Amid the lawsuit’s claims that the company sold tickets at artificially high prices, the San Francisco-based 9th U.S. Circuit Court of Appeals ruled that Live Nation could not enforce contractual agreements made with consumers that required them to settle their claims outside of court.
According to a report from Billboard, Live Nation claimed fans had waived their right to sue in a federal suit on the grounds they had signed agreements to settle privately.
But the appeals court ruled on Monday that these signed agreements were “unconscionable and unenforceable,” calling them “so dense, convoluted and internally contradictory to be borderline unintelligible,” and “poorly drafted and riddled with typos.”
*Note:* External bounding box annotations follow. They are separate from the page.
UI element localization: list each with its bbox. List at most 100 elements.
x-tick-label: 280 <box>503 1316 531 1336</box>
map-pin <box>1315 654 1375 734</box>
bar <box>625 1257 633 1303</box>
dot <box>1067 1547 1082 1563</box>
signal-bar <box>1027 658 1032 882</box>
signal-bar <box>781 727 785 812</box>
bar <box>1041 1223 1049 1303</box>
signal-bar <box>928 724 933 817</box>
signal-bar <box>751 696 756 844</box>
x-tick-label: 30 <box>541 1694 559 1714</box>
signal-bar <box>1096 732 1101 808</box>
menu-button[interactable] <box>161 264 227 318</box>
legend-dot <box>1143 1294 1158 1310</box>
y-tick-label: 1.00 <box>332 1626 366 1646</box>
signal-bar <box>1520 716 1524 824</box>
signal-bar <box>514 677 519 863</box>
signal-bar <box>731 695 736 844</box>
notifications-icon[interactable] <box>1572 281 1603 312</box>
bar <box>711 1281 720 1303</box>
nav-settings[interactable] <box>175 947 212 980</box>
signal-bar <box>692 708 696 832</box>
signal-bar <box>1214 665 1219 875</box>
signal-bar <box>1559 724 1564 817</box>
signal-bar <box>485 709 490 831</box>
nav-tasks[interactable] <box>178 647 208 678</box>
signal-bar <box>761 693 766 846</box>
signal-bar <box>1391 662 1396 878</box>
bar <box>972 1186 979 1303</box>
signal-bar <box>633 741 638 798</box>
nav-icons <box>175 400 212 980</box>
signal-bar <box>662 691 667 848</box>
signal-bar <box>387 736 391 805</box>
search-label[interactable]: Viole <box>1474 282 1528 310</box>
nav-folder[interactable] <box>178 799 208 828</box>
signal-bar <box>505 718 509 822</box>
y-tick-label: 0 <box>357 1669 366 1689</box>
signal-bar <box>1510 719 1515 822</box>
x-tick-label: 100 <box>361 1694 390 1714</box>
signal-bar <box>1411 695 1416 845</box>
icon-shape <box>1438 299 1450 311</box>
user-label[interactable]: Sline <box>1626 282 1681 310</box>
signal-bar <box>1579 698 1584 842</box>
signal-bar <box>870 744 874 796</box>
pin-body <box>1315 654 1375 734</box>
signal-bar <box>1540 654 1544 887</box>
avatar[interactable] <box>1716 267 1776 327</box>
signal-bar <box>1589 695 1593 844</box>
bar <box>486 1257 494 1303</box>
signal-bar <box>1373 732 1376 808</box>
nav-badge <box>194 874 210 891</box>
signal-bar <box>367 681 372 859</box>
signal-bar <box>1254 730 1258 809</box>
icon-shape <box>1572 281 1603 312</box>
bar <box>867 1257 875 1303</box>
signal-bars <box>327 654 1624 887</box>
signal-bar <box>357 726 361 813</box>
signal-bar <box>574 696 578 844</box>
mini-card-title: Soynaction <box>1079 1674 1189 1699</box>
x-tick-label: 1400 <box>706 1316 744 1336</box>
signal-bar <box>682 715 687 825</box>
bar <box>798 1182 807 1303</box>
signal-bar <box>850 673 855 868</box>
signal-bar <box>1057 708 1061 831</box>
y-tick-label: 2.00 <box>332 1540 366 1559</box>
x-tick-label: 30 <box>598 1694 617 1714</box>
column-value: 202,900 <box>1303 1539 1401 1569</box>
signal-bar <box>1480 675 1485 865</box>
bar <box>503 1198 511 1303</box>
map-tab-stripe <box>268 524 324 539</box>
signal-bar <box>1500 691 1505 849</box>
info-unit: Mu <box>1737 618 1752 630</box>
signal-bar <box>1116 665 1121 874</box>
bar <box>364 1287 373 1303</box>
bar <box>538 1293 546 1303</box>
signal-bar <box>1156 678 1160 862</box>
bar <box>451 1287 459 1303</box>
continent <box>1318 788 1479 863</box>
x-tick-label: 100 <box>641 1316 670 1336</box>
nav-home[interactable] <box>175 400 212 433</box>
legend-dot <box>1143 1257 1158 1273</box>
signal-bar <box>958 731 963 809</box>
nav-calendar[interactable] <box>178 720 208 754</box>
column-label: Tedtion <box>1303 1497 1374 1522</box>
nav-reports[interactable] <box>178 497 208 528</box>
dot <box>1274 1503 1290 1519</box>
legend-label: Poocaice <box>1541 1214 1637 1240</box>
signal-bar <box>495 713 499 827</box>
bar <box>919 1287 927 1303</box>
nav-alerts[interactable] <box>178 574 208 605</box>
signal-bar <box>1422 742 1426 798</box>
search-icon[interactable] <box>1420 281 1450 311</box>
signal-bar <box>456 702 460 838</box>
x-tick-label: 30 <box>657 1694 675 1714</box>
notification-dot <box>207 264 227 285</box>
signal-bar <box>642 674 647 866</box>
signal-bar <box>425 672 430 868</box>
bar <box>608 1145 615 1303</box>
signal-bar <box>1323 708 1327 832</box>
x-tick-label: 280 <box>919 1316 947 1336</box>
“The rules and the terms are so overly harsh or one-sided as to unequivocally represent a systematic effort to impose arbitration as an inferior forum,” the court wrote.
Live Nation has not yet publicly commented on the ruling.
In a statement, Warren Postman, a lawyer for the consumers in the class action suit, welcomed the decision, which Reuters reports now tests the scope of companies’ power to pressure consumers to settle disputes out of court through “mass” arbitrations where hundreds or thousands of claims are handled as individual cases.
Live Nation has defended the arbitration panel responsible for handling the consumer disputes under these agreements, New Era ADR, calling its rules “sensible, fair and similar,” to those at other platforms, according to Reuters.
The ruling comes in the midst of a historic antitrust lawsuit brought against Live Nation by the U.S. Justice Department, accusing the company and Ticketmaster of illegally inflating the price of concert tickets.
The concert promotion company, which reported its “biggest year ever” for attendance, ticket sales, and sponsorship activity in 2023, is reportedly facing another class action lawsuit for failing to adopt necessary security measures to prevent hacks after an April 2024 data breach.